Fittingly, the trial will be carried out at Charité University where some of the most important early  advances in the treatment of eye disease were made by the pioneering ophthalmologist, Prof. Albrecht von Graefe, in the 19th century (see photo below).   

During the meeting, the VISICORT partners discussed and agreed on many of the organisational details of the trial and developed a time-line for allo-MSC manufacture and patient enrolment over the next year. The VISICORT clinical trial team are looking forward to meeting up again for further discussions with the entire consortium at a Plenary Meeting which will be held in Galway on Thursday 14th and Friday 15th March 2019.

VISICORT at Biobanking Summit 2019

Managing Director of Biostór Ireland Peadar MacGabhann will present “Establishment Of The VISICORT Foundation Biobank For Eye Disease” at the Biobanking Summit 2019 which will be held in Porto, Portugal on February 14th and 15th. Here, VISICORT Biobank brochures will be on hand for education and information, and to promote the use of it by researchers.

The Biobanking 2019 conference will bring together the world’s leading experts in biorepositories, policy makers, and scientific actors to strengthen knowledge in biobanking as well as explore future advances in the field of biosampling for precision medicine, drug development and health research.

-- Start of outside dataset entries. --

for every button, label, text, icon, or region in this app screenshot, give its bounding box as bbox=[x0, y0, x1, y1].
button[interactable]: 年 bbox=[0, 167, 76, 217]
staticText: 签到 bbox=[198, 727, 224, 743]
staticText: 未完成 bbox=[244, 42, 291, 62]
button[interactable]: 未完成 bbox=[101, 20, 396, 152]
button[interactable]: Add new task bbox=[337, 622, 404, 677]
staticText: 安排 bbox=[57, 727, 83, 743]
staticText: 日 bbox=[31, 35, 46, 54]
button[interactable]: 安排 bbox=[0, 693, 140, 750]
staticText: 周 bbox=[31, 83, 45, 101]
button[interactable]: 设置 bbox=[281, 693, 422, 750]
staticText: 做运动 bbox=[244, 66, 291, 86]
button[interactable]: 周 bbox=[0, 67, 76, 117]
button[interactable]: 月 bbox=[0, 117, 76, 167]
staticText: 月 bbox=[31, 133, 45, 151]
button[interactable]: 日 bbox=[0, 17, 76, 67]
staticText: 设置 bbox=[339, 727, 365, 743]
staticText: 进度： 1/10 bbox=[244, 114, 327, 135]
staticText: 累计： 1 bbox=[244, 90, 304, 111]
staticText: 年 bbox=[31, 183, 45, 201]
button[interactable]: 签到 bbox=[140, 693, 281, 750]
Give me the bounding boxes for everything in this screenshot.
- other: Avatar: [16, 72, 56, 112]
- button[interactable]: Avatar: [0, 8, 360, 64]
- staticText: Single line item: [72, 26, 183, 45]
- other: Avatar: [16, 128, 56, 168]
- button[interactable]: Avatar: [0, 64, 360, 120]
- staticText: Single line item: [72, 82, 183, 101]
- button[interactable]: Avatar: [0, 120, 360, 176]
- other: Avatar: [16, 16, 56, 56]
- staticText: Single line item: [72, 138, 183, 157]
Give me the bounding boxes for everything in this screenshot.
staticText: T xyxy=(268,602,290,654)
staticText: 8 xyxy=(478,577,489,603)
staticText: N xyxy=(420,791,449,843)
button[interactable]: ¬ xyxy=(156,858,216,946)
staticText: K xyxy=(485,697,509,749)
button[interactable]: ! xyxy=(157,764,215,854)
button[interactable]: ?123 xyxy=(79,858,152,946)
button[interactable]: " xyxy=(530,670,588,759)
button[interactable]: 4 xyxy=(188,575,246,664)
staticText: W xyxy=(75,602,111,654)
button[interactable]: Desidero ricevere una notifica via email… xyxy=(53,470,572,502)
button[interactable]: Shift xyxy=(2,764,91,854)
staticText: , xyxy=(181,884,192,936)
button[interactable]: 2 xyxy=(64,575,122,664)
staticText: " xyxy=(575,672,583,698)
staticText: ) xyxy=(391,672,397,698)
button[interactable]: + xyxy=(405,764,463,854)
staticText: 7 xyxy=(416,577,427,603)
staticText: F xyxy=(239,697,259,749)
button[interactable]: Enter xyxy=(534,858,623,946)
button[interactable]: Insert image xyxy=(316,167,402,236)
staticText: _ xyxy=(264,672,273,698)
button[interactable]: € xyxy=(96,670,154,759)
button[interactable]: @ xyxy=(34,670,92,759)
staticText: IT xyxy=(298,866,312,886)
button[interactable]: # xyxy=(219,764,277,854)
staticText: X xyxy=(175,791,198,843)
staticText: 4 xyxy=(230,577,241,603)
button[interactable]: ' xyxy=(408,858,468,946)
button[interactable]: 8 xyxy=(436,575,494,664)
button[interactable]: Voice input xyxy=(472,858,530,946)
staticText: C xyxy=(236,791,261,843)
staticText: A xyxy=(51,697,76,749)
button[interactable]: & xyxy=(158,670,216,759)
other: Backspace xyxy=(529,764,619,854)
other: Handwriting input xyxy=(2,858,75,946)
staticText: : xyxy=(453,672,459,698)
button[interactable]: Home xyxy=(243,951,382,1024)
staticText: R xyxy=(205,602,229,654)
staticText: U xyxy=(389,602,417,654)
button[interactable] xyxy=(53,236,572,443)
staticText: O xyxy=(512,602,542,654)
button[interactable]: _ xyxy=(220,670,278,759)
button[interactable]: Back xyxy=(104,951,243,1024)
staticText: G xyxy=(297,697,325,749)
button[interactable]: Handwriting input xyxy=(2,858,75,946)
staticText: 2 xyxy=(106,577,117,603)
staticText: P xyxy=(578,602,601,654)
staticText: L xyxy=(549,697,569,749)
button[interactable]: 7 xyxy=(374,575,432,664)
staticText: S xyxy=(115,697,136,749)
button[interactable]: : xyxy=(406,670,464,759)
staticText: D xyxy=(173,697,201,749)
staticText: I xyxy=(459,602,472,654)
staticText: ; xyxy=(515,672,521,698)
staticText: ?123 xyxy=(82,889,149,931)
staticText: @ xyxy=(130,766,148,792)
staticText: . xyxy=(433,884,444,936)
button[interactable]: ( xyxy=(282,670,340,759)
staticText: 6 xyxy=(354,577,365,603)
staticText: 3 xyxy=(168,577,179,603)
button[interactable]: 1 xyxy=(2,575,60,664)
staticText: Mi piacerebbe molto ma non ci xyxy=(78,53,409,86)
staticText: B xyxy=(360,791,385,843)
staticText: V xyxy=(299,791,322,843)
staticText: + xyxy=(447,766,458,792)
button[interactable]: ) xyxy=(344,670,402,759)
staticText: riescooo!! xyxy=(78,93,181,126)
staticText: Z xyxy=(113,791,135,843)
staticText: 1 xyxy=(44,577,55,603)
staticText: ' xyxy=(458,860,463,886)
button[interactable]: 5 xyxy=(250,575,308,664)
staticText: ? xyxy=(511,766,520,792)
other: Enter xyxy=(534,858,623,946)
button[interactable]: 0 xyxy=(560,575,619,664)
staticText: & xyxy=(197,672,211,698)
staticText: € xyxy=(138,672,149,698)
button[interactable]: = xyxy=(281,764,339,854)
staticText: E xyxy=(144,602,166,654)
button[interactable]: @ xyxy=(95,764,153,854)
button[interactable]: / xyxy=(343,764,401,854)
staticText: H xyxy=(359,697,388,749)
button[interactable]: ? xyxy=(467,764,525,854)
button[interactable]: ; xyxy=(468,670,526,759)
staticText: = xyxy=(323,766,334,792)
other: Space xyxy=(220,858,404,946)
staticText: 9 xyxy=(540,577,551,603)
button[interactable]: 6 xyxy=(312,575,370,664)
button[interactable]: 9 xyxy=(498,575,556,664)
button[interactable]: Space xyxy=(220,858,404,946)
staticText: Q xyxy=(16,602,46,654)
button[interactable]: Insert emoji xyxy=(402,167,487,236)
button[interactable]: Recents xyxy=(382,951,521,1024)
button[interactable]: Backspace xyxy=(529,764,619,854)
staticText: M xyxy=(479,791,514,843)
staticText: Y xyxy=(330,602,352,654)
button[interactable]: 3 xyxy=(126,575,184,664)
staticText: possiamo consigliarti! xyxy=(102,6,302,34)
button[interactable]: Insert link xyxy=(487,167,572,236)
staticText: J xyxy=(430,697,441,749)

Read the entire meeting agenda here.

VISICORT PI Prof John Armitage, University of Bristol has been awarded an OBE in the Queen’s New Year Honours

Professor John Armitage, Emeritus Professor of Cryobiology in the Bristol Medical School and former Director of Bristol Tissue Bank, has been awarded an Officer of the Most Excellent Order of the British Empire (OBE) for his services to corneal transplantation.

With a PhD in cardiac cryopreservation, Professor Armitage set up the Bristol Eye Bank with Professor David Easty, then Head of Ophthalmology, and Professor Ben Bradley, former Medical Director of UK Transplant.

Since 1986 the Bristol Eye Bank has been a leader in corneal preservation and supply for transplantation around the UK, growing to become one of the largest of similar initiatives across Europe. Within the UK this transformed corneal transplantation from an out-of-hours emergency procedure to an elective operation that could be planned weeks in advance.

Professor Armitage, now part of the NHS, continues to lead research into corneal transplant outcomes and transplant immunology through the University of Bristol.

Speaking about his award, John commented: ‘I am truly delighted to have my work recognised in this way. The award also reflects the impact of the work by the Bristol Eye Bank and recognises the collective effort of Bristol University staff, ophthalmology colleagues in the Bristol Eye Hospital and collaborating organisations including NHS Blood and Transplant and the Royal College of Ophthalmologists. However, above all, I must acknowledge the thoughtfulness and generosity of the families of eye donors, without whom tissue and organ transplantation would not be possible.’